July 19, 2019
Securities and Exchange Commission Chairman Jay Clayton forecasted the agency’s intent to issue both guidance and rulemakings aimed at answering the question of whether the outsourcing of shareholder votes “has gone too far” by addressing proxy advisory firms and the use of their services by institutional investors.
In his remarks, Mr. Clayton addressed the SEC’s nearly year-long initiative to tackle problems with the U.S.’s antiquated proxy process, including a focus on proxy advisory firms. According to Mr. Clayton, the SEC has sought to examine how asset managers are using proxy advisory firms as fiduciaries in voting proxies.
“[The SEC] will be doing rulemaking and guidance [addressing proxy advisory firms],” echoed Bill Hinman, head of the SEC’s Division of Corporation Finance, which writes rules dealing with corporate disclosures and the proxy statement. Mr. Hinman joined Chairman Clayton at the event.
Current shareholder proposal resubmission thresholds are “too low” and will be increased, stated Mr. Hinman, referring to the rules governing how much support a proposal needs to be offered again the following year. He also noted that the agency would seek to ensure that shareholder proponents owned a “meaningful stake” in a company in order to be able to submit proposals in the first place. Current rules allow anyone owning $2,000 of stock for one year to submit a proposal.
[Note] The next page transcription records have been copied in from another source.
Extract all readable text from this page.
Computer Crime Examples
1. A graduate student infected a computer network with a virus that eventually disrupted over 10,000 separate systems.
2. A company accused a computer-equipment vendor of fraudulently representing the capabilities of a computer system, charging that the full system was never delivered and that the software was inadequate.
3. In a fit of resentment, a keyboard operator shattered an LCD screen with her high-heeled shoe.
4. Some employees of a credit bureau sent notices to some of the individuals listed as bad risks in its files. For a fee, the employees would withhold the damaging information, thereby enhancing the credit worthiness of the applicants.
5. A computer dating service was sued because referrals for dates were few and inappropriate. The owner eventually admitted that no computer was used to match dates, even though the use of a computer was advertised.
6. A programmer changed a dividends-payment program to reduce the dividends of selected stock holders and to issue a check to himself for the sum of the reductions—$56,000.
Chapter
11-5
Buybacks disclosure foreshadowed by Chairman Clayton: Reflecting ongoing criticism of stock buybacks, both Clayton and Hinman noted that it is not the SEC's role to dictate company capital allocation strategies. However, according to Mr. Clayton, the SEC would consider a disclosure where companies would explain why buybacks were chosen as opposed to other approaches, which may include input from the Compensation Committee Chair on how the buybacks were considered in setting executive pay.